You keep using that word. I don't think it means what you think it means.
But seriously; a "mistake" is usually something that cannot be foreseen by a group of people reasonably talented in the state of the art.
This product release was so far from a "mistake", that it isn't funny. It was spectacularly well tested, found to be operating within design parameters, and was released to great fanfare.
They expressed delight in their product, and actually seemed surprised that there was a backlash by the great benighted unwashed masses of their lessers, who clearly couldn't be expected to understand the elevated insights being produced by their creation!
So: not a "mistake". Institutional Bias, baked into a model. Remember: a system's purpose is what is does, not what you think it is supposed to do.
As someone who works either these models as an engineer, I think it's important to understand that a feature implemented as part of the user-facing UI to a model is irrelevant to the work I do with that model via an API.
There's a difference between inserting bias and allowing a real-world pattern to exist in AI. There may be reasons to dislike these real-world patterns, but that doesn't mean that allowing them to exist in AI is inserting a bias.
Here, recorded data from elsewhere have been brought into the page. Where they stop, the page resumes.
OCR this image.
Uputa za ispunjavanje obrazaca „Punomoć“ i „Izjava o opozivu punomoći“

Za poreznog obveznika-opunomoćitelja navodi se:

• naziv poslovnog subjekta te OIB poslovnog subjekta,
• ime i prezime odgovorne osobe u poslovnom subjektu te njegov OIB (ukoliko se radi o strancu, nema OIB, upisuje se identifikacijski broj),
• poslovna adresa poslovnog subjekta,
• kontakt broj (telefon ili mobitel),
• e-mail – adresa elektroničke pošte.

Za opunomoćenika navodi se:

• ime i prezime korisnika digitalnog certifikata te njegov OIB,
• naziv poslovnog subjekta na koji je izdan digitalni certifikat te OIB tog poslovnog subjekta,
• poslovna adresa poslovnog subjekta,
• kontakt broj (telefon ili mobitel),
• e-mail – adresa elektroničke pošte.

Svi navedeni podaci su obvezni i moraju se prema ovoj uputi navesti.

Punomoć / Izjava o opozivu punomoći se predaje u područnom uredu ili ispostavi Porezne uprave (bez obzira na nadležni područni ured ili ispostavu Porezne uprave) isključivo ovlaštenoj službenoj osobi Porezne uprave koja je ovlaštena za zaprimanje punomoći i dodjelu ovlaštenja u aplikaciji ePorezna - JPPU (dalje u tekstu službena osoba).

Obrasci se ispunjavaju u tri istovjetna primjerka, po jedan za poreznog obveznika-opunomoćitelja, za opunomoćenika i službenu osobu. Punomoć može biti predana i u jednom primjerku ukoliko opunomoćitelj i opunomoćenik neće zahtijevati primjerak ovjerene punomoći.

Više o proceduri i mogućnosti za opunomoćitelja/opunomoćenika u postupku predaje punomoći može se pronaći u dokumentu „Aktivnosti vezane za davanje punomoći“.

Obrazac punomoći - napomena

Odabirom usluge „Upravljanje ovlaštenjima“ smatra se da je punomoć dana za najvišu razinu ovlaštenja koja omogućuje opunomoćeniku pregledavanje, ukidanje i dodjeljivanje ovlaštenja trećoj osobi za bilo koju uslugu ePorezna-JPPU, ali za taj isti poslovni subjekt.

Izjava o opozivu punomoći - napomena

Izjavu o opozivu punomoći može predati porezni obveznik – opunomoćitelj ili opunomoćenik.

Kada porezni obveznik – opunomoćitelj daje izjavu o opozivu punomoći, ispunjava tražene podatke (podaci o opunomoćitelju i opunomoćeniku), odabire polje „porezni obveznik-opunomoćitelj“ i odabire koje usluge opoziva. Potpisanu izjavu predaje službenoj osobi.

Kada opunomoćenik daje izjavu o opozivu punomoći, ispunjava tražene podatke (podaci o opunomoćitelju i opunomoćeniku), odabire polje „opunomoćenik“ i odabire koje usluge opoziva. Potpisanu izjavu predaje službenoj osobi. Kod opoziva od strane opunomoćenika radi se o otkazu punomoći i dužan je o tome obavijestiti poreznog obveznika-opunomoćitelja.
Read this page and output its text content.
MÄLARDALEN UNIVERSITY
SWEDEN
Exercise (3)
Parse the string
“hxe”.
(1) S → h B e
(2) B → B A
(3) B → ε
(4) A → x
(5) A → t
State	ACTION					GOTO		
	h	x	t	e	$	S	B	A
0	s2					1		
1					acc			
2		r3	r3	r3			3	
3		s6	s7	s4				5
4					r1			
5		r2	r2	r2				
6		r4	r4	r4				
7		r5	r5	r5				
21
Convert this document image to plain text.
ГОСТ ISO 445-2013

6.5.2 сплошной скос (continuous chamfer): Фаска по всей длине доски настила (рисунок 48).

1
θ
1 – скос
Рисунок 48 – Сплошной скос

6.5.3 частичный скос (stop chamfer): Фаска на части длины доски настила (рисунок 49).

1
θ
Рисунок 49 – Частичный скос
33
For example, if you ask AI to write a realistic story about an NBA team, and it comes back with a team with stereotypically Asian named players, that would be unrealistic. If it came back with a team with stereotypically Black named players, that would be fine. Does it reflect a real-world pattern? Yes. But not changing the algorithm to generate diverse names isn't inserting bias. It's letting AI reflect the real world, as it exists.